A pessoa que levou Brenda não era outra senão Luana Rocha.
Luana, que surgiu do nada, os havia seguido o tempo todo.
Quando Brenda foi detida pelos homens de Antônio no hotel, ela simplesmente chamou a polícia, que arrombou a porta e a levou. Agora, os homens dele estavam detidos na delegacia, esperando por ele.
No entanto, Antônio não estava preocupado com isso; para ele, era apenas uma questão de fazer algumas ligações.
O que realmente o irritava era o fato de Brenda ter sido levada por Luana.
Aquela mulher não tinha nada melhor para fazer? Por que estava se metendo onde não era chamada?
Já era tarde, e Antônio não podia simplesmente ir à casa da Família Rocha para buscar alguém. Ele não tinha nenhuma relação com eles, e se o assunto se tornasse público, mesmo que Luana não se desse bem, ele também sairia arranhado.
Contudo, Antônio sabia que Luana não tinha voz na Família Rocha; ela não levaria Brenda para lá.
Então, Antônio decidiu ficar de tocaia, para ver se Brenda voltaria.
Como esperado, Brenda não estava em casa.
Antônio, furioso, chutou a porta dela, só então se lembrando de que o celular de Brenda ainda estava com ele. Mas para ligá-lo, precisava da senha, e depois de várias tentativas, não conseguiu.

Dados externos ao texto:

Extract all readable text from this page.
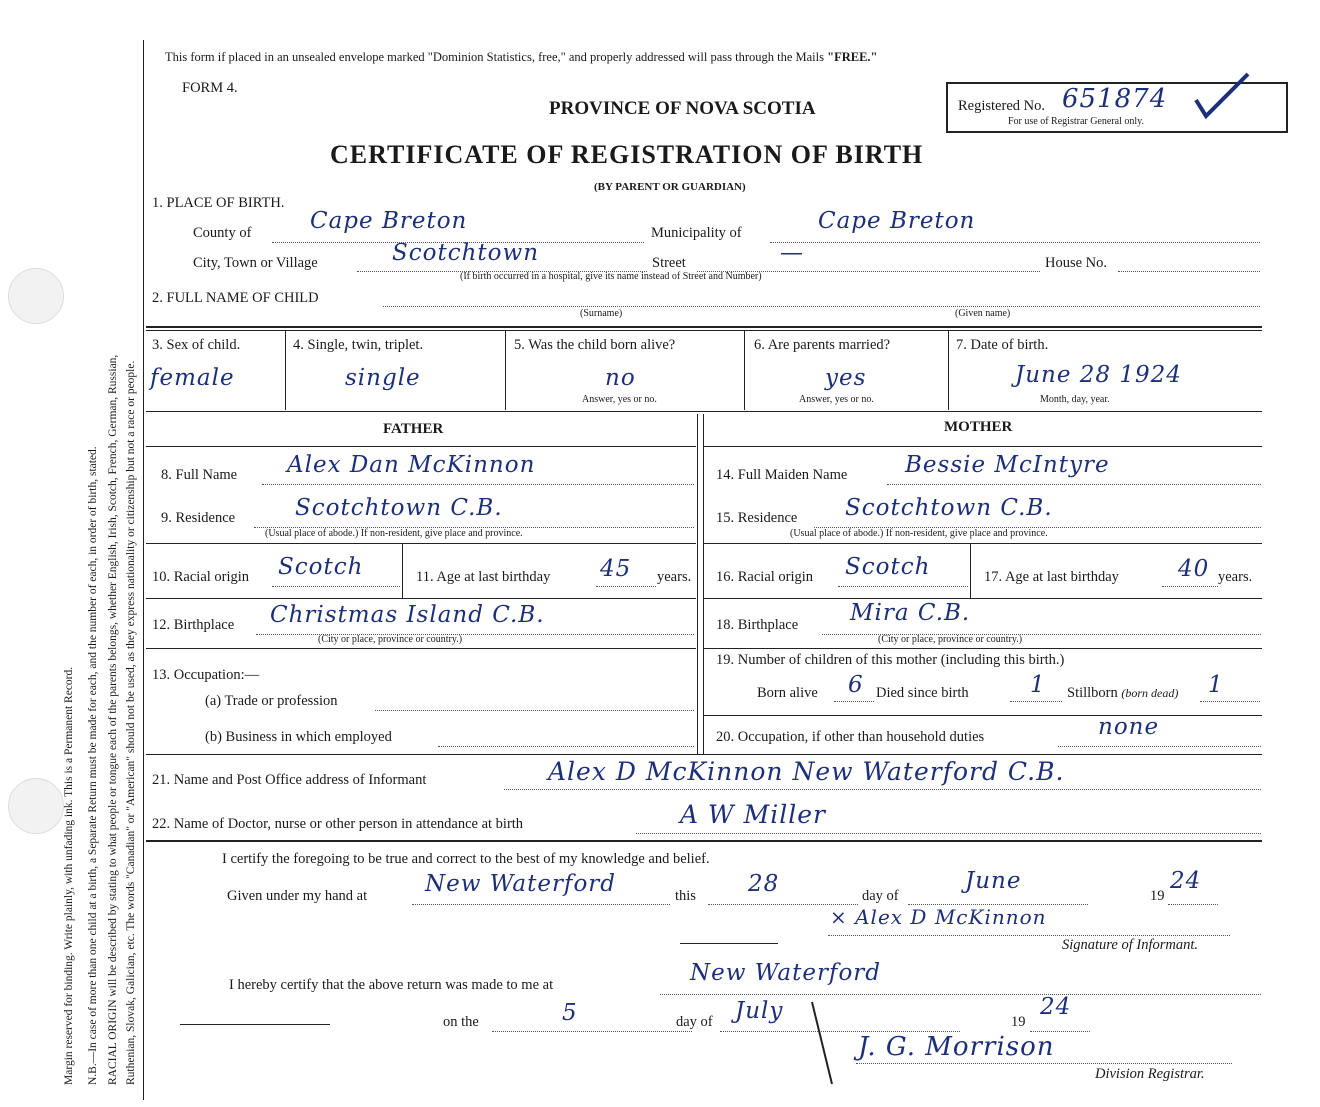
Margin reserved for binding. Write plainly, with unfading ink. This is a Permanent Record. N.B.—In case of more than one child at a birth, a Separate Return must be made for each, and the number of each, in order of birth, stated. RACIAL ORIGIN will be described by stating to what people or tongue each of the parents belongs, whether English, Irish, Scotch, French, German, Russian, Ruthenian, Slovak, Galician, etc. The words "Canadian" or "American" should not be used, as they express nationality or citizenship but not a race or people.
This form if placed in an unsealed envelope marked "Dominion Statistics, free," and properly addressed will pass through the Mails "FREE."
FORM 4.
PROVINCE OF NOVA SCOTIA	Registered No. 651874
For use of Registrar General only.
CERTIFICATE OF REGISTRATION OF BIRTH
(BY PARENT OR GUARDIAN)
1. PLACE OF BIRTH.
County of	Cape Breton	Municipality of	Cape Breton
City, Town or Village	Scotchtown	Street	—	House No.
(If birth occurred in a hospital, give its name instead of Street and Number)
2. FULL NAME OF CHILD
(Surname)	(Given name)
3. Sex of child.
female
4. Single, twin, triplet.
single
5. Was the child born alive?
no
Answer, yes or no.
6. Are parents married?
yes
Answer, yes or no.
7. Date of birth.
June 28 1924
Month, day, year.
FATHER
8. Full Name Alex Dan McKinnon
9. Residence	Scotchtown C.B.
(Usual place of abode.) If non-resident, give place and province.
10. Racial origin Scotch	11. Age at last birthday 45 years.
12. Birthplace Christmas Island C.B.
(City or place, province or country.)
13. Occupation:—
(a) Trade or profession
(b) Business in which employed
MOTHER
14. Full Maiden Name	Bessie McIntyre
15. Residence Scotchtown C.B.
(Usual place of abode.) If non-resident, give place and province.
16. Racial origin Scotch	17. Age at last birthday	40 years.
18. Birthplace Mira C.B.
(City or place, province or country.)
19. Number of children of this mother (including this birth.)
Born alive 6 Died since birth	1 Stillborn (born dead) 1
20. Occupation, if other than household duties	none
21. Name and Post Office address of Informant	Alex D McKinnon New Waterford C.B.
22. Name of Doctor, nurse or other person in attendance at birth	A W Miller
I certify the foregoing to be true and correct to the best of my knowledge and belief.
Given under my hand at	New Waterford	this 28	day of
June
19
24
× Alex D McKinnon
Signature of Informant.
I hereby certify that the above return was made to me at	New Waterford
on the	5	day of July	19
24
J. G. Morrison
Division Registrar.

Logo, o protetor de tela apareceu: uma foto de paisagem que Brenda tirou na faculdade. O sol da tarde estava perfeito, e ela, de perfil, semicerrava os olhos, com a mão na testa, transbordando juventude, banhada pela luz quente.
Olhando para o protetor de tela, Antônio se encostou na parede, com os pensamentos confusos.
Brenda morava em um prédio antigo, com corredores estreitos e mal iluminados.
Logo a luz do sensor se apagou, e Antônio desapareceu na escuridão como um fantasma.
Ele sabia que havia uma chance de Brenda não voltar para casa esta noite. A essa altura, ela provavelmente já tinha entrado em contato com Yolanda. Em vez de esperar ali, seria melhor preparar um plano de contingência.
Além disso, Yolanda não estava na Cidade Brilhante. Mesmo que voltasse às pressas, não teria nenhum motivo para impedir a parceria entre o Grupo Leite e a Hustang.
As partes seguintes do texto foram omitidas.